Playing with the board, I had a chance to write on it both with my finger and the beautiful stylus they designed — the actual invitation Cisco they sent us — browsed through different files, had a chance to play Where’s Waldo (a great demonstration of the usual zoom and navigation finger gestures we’re used to from our phones and tablets) and had the chance to sit in on individual demos for different use cases from Movie Production to Fashion Design, Music Class and even Math Class. Here you can see our conversation with the “Movie Executive” and a team member redesigning a story board slide.

Cisco Sparkboard

Each of the demos ran us through a real-world scenario with how the board will make real time collaboration quick. Seamless video calls allow users to display the whiteboard with a quick video preview at top to see our other participants, or full screen video calls, or a big prominent white board display with a small chat box on the side.

Sparkboard in Classroom

So How Big Is This Really?

Honestly, only time will tell, and I think even Cisco knows it’s a bit of courageous move in to launch something like this. They’ve certainly been priced it to sell as there really isn’t a product like exactly like this, at least not at this cost. Equivalents are generally far more expensive, and don’t have the unique Spark platform powering them.

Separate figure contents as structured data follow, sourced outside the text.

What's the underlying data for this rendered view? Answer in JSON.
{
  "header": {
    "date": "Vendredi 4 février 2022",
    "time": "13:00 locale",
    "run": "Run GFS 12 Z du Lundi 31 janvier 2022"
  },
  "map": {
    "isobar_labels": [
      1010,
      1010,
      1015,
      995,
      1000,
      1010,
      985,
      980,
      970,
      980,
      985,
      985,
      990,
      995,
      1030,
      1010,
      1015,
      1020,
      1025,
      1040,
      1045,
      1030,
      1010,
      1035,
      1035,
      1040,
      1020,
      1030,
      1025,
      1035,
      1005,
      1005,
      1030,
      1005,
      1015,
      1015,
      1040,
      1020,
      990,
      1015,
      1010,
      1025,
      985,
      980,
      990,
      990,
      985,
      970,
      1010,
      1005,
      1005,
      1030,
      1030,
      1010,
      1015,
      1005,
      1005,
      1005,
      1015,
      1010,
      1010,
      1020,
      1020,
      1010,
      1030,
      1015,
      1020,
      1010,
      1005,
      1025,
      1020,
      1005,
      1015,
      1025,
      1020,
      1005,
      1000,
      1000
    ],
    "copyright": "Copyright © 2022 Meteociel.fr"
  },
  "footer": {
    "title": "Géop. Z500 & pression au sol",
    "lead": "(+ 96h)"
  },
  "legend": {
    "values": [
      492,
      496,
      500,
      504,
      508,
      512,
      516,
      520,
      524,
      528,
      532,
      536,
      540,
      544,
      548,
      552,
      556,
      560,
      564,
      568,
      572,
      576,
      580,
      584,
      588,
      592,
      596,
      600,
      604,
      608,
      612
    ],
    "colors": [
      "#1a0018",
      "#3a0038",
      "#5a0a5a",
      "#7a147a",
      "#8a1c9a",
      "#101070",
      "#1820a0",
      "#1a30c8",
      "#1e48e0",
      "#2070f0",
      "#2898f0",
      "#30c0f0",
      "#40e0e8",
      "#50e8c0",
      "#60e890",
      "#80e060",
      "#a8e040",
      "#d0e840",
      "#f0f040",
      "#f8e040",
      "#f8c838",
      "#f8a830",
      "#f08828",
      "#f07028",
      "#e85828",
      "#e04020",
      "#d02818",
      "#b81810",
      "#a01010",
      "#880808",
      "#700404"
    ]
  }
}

Cisco is going to securely monitor how boards are used – they won’t see your details and content, since they encrypted it in the cloud so they can’t even see it, but they will watch how users use it. For example, the kind of data Cisco will collect looks at how long it takes for someone to interact with a board once they walk in a room, or how often and long video conferences are, or if the whiteboard gets used and what about it. They’re looking to collect data to learn how to build, and grow and continue to evolve.

Rowan himself said that “this is the first announcement of a long innovation pipeline in 2017,” and Cisco wants to make sure they do it right to keep building off the basis they’ve started. Rowan also gave the example of an iPhone, when it first launched we didn’t have the capability to share and construct apps like we currently do, with such a massive market, but once Apple saw the device was a success, and being used, they ran with it and built something amazing – I’m generally not the biggest Apple fan and even I will admit that the iPhone is a great innovation.

So far, the Spark Board really looks like it could be something similar, another great innovation in the world of Collaboration. The nerd in me is really, really likes the Spark Board – it honestly is just a cool piece of hardware, with some powerful software behind it. I’m definitely interested in seeing where they take it, and what’s next to come.